I wrote about it last week, and this week it's happening. Today was the first day of my new upper-body-only training session. Thursday will be lower body and on Saturday I will repeat this workout. I kept the weights lighter in some areas and heavier in others, but here's what the basic plan looks like:
UPPER BODY STRENGTH TRAINING
(2 sets of 10-12 reps for each exercise)
3-5 minutes on the punching bag (OR any sustained arm motion - "air jabs," "windmills," etc. if I'm not at home)
Bench Press - 50
Chest Flys - 50
Shoulder Press - 50
Side Raises - 2
Lawnmower pull - 10
Lat Pulldown - 50
Triceps Pushdown - 50
Triceps Extensions - 10
Bicep Curl - 10
Hammer Curl - 10
Stretch each muscle group - hold for at least 10 seconds
Note: Those 50's are not in pounds - it's the total from the resistance rods on my BowFlex. I don't know what it translates to, but it's definitely NOT 50 pounds.

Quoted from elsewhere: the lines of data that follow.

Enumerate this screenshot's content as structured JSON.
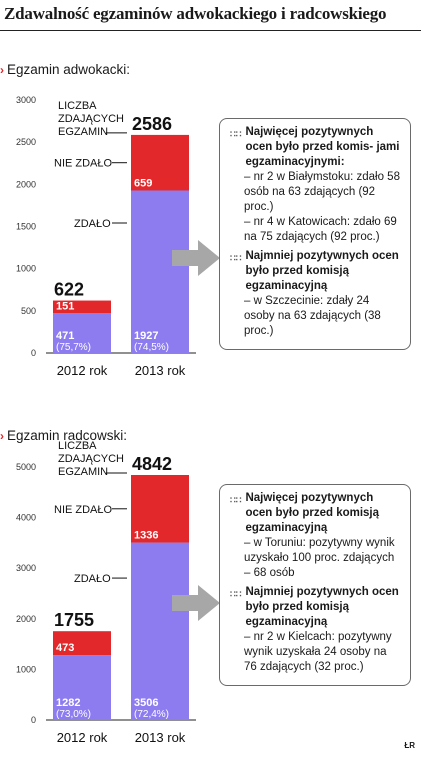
{
  "title": "Zdawalność egzaminów adwokackiego i radcowskiego",
  "credit": "ŁR",
  "colors": {
    "passed": "#8c7cf0",
    "failed": "#e2282b",
    "ink": "#111111",
    "box_border": "#6a6a6a",
    "arrow": "#a7a7a7"
  },
  "chart_data": [
    {
      "type": "bar",
      "stacked": true,
      "section_label": "Egzamin adwokacki:",
      "categories": [
        "2012 rok",
        "2013 rok"
      ],
      "ylim": [
        0,
        3000
      ],
      "yticks": [
        0,
        500,
        1000,
        1500,
        2000,
        2500,
        3000
      ],
      "grid": false,
      "series": [
        {
          "name": "ZDAŁO",
          "values": [
            471,
            1927
          ],
          "labels": [
            "471",
            "1927"
          ],
          "pct": [
            "(75,7%)",
            "(74,5%)"
          ]
        },
        {
          "name": "NIE ZDAŁO",
          "values": [
            151,
            659
          ],
          "labels": [
            "151",
            "659"
          ]
        }
      ],
      "totals": [
        "622",
        "2586"
      ],
      "annotations": {
        "total_label": [
          "LICZBA",
          "ZDAJĄCYCH",
          "EGZAMIN"
        ],
        "failed_label": "NIE ZDAŁO",
        "passed_label": "ZDAŁO"
      },
      "box": {
        "best_heading": "Najwięcej pozytywnych ocen było przed komis- jami egzaminacyjnymi:",
        "best_items": [
          "– nr 2 w Białymstoku: zdało 58 osób na 63 zdających (92 proc.)",
          "– nr 4 w Katowicach: zdało 69 na 75 zdających (92 proc.)"
        ],
        "worst_heading": "Najmniej pozytywnych ocen było przed komisją egzaminacyjną",
        "worst_items": [
          "– w Szczecinie: zdały 24 osoby na 63 zdających (38 proc.)"
        ]
      }
    },
    {
      "type": "bar",
      "stacked": true,
      "section_label": "Egzamin radcowski:",
      "categories": [
        "2012 rok",
        "2013 rok"
      ],
      "ylim": [
        0,
        5000
      ],
      "yticks": [
        0,
        1000,
        2000,
        3000,
        4000,
        5000
      ],
      "grid": false,
      "series": [
        {
          "name": "ZDAŁO",
          "values": [
            1282,
            3506
          ],
          "labels": [
            "1282",
            "3506"
          ],
          "pct": [
            "(73,0%)",
            "(72,4%)"
          ]
        },
        {
          "name": "NIE ZDAŁO",
          "values": [
            473,
            1336
          ],
          "labels": [
            "473",
            "1336"
          ]
        }
      ],
      "totals": [
        "1755",
        "4842"
      ],
      "annotations": {
        "total_label": [
          "LICZBA",
          "ZDAJĄCYCH",
          "EGZAMIN"
        ],
        "failed_label": "NIE ZDAŁO",
        "passed_label": "ZDAŁO"
      },
      "box": {
        "best_heading": "Najwięcej pozytywnych ocen było przed komisją egzaminacyjną",
        "best_items": [
          "– w Toruniu: pozytywny wynik uzyskało 100 proc. zdających – 68 osób"
        ],
        "worst_heading": "Najmniejej pozytywnych ocen było przed komisją egzaminacyjną",
        "worst_items": [
          "– nr 2 w Kielcach: pozytywny wynik uzyskała 24 osoby na 76 zdających (32 proc.)"
        ]
      }
    }
  ]
}
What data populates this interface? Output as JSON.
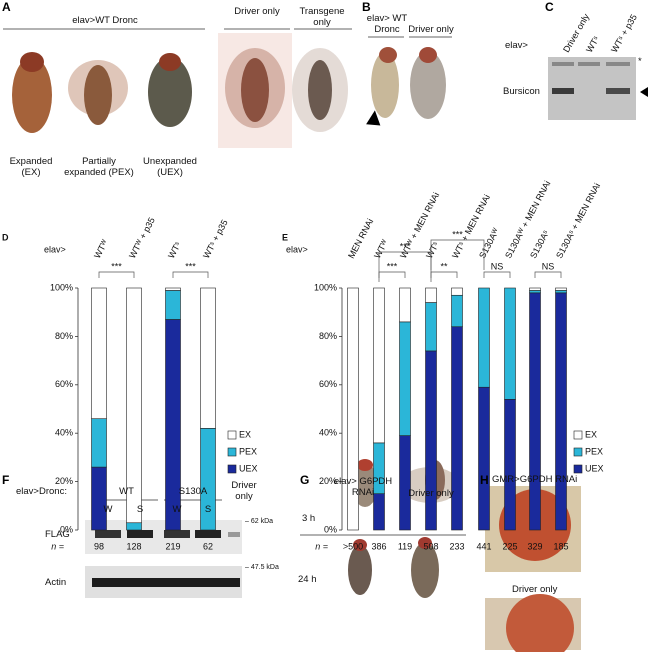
{
  "panels": {
    "A": {
      "letter": "A",
      "header": "elav>WT Dronc",
      "driver": "Driver only",
      "transgene": "Transgene only",
      "phenotypes": [
        "Expanded (EX)",
        "Partially expanded (PEX)",
        "Unexpanded (UEX)"
      ]
    },
    "B": {
      "letter": "B",
      "header": "elav> WT Dronc",
      "driver": "Driver only"
    },
    "C": {
      "letter": "C",
      "prefix": "elav>",
      "lanes": [
        "Driver only",
        "WTˢ",
        "WTˢ + p35"
      ],
      "band": "Bursicon",
      "star": "*"
    },
    "F": {
      "letter": "F",
      "prefix": "elav>Dronc:",
      "groups": [
        "WT",
        "S130A"
      ],
      "driver": "Driver only",
      "lanes": [
        "W",
        "S",
        "W",
        "S"
      ],
      "rows": [
        "FLAG",
        "Actin"
      ],
      "markers": [
        "– 62 kDa",
        "– 47.5 kDa"
      ]
    },
    "G": {
      "letter": "G",
      "header": "elav> G6PDH RNAi",
      "driver": "Driver only",
      "times": [
        "3 h",
        "24 h"
      ]
    },
    "H": {
      "letter": "H",
      "header": "GMR>G6PDH RNAi",
      "driver": "Driver only"
    }
  },
  "chart_data": [
    {
      "type": "bar",
      "panel": "D",
      "prefix": "elav>",
      "categories": [
        "WTᵂ",
        "WTᵂ + p35",
        "WTˢ",
        "WTˢ + p35"
      ],
      "series": [
        {
          "name": "UEX",
          "color": "#1a2a9c",
          "values": [
            26,
            0,
            87,
            0
          ]
        },
        {
          "name": "PEX",
          "color": "#2bb6d8",
          "values": [
            20,
            3,
            12,
            42
          ]
        },
        {
          "name": "EX",
          "color": "#ffffff",
          "values": [
            54,
            97,
            1,
            58
          ]
        }
      ],
      "ylim": [
        0,
        100
      ],
      "yticks": [
        {
          "value": 0,
          "label": "0%"
        },
        {
          "value": 20,
          "label": "20%"
        },
        {
          "value": 40,
          "label": "40%"
        },
        {
          "value": 60,
          "label": "60%"
        },
        {
          "value": 80,
          "label": "80%"
        },
        {
          "value": 100,
          "label": "100%"
        }
      ],
      "n_label": "n =",
      "n": [
        98,
        128,
        219,
        62
      ],
      "significance": [
        {
          "between": [
            0,
            1
          ],
          "label": "***"
        },
        {
          "between": [
            2,
            3
          ],
          "label": "***"
        }
      ]
    },
    {
      "type": "bar",
      "panel": "E",
      "prefix": "elav>",
      "categories": [
        "MEN RNAi",
        "WTᵂ",
        "WTᵂ + MEN RNAi",
        "WTˢ",
        "WTˢ + MEN RNAi",
        "S130Aᵂ",
        "S130Aᵂ + MEN RNAi",
        "S130Aˢ",
        "S130Aˢ + MEN RNAi"
      ],
      "series": [
        {
          "name": "UEX",
          "color": "#1a2a9c",
          "values": [
            0,
            15,
            39,
            74,
            84,
            59,
            54,
            98,
            98
          ]
        },
        {
          "name": "PEX",
          "color": "#2bb6d8",
          "values": [
            0,
            21,
            47,
            20,
            13,
            41,
            46,
            1,
            1
          ]
        },
        {
          "name": "EX",
          "color": "#ffffff",
          "values": [
            100,
            64,
            14,
            6,
            3,
            0,
            0,
            1,
            1
          ]
        }
      ],
      "ylim": [
        0,
        100
      ],
      "yticks": [
        {
          "value": 0,
          "label": "0%"
        },
        {
          "value": 20,
          "label": "20%"
        },
        {
          "value": 40,
          "label": "40%"
        },
        {
          "value": 60,
          "label": "60%"
        },
        {
          "value": 80,
          "label": "80%"
        },
        {
          "value": 100,
          "label": "100%"
        }
      ],
      "n_label": "n =",
      "n": [
        ">500",
        386,
        119,
        508,
        233,
        441,
        225,
        329,
        185
      ],
      "significance": [
        {
          "between": [
            1,
            2
          ],
          "label": "***"
        },
        {
          "between": [
            3,
            4
          ],
          "label": "**"
        },
        {
          "between": [
            5,
            6
          ],
          "label": "NS"
        },
        {
          "between": [
            7,
            8
          ],
          "label": "NS"
        },
        {
          "between": [
            1,
            3
          ],
          "label": "***"
        },
        {
          "between": [
            3,
            5
          ],
          "label": "***"
        }
      ]
    }
  ]
}
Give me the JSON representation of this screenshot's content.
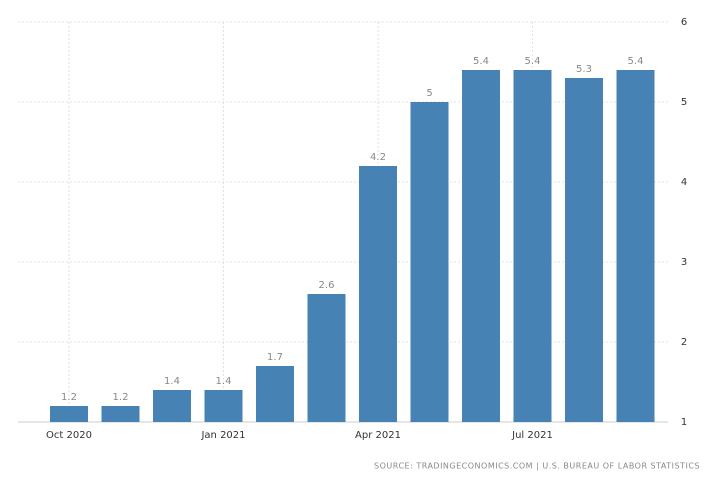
{
  "chart_data": {
    "type": "bar",
    "categories": [
      "Oct 2020",
      null,
      null,
      "Jan 2021",
      null,
      null,
      "Apr 2021",
      null,
      null,
      "Jul 2021",
      null,
      null
    ],
    "values": [
      1.2,
      1.2,
      1.4,
      1.4,
      1.7,
      2.6,
      4.2,
      5,
      5.4,
      5.4,
      5.3,
      5.4
    ],
    "color": "#4682b4",
    "ylim": [
      1,
      6
    ],
    "yticks": [
      1,
      2,
      3,
      4,
      5,
      6
    ],
    "grid": true,
    "source": "SOURCE: TRADINGECONOMICS.COM | U.S. BUREAU OF LABOR STATISTICS"
  }
}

The 10's are in pounds though - 10 pound dumbbells.
What's really cool about these exercises is they can all be done using dumbbells (with the exception of Lat Pulldowns & Tricep Pushdowns). This means I can do these pretty much anywhere using something as simple as soup cans for weights or dumbbells - if available.
Resistance Training is totally my favorite thing to do. I really feel like I'm working my muscles and getting stronger. Whereas during aerobic exercise I feel like I'm gonna pass out from pain or lung failure or both. Aerobic exercise is truly my nemesis - and I'm not even doing that much! I'm only walking 3.0mph and yet my knee is still giving me problems.
Well, I guess I'll give the ol' Ibuprofen and ice a chance and if that doesn't work, I'll make a doc appt. What do ya figure? A couple weeks? Ok, if my knee isn't 100% by the 19th of August, I'll make an appointment. According to my daughter, my knee is ALL that I complain about these days. If she's tired of hearing about it then you must be too!
What's your "nemesis" exercise? What's your fave?
Ok, I'm off to bed - I'm calling it an early night tonight!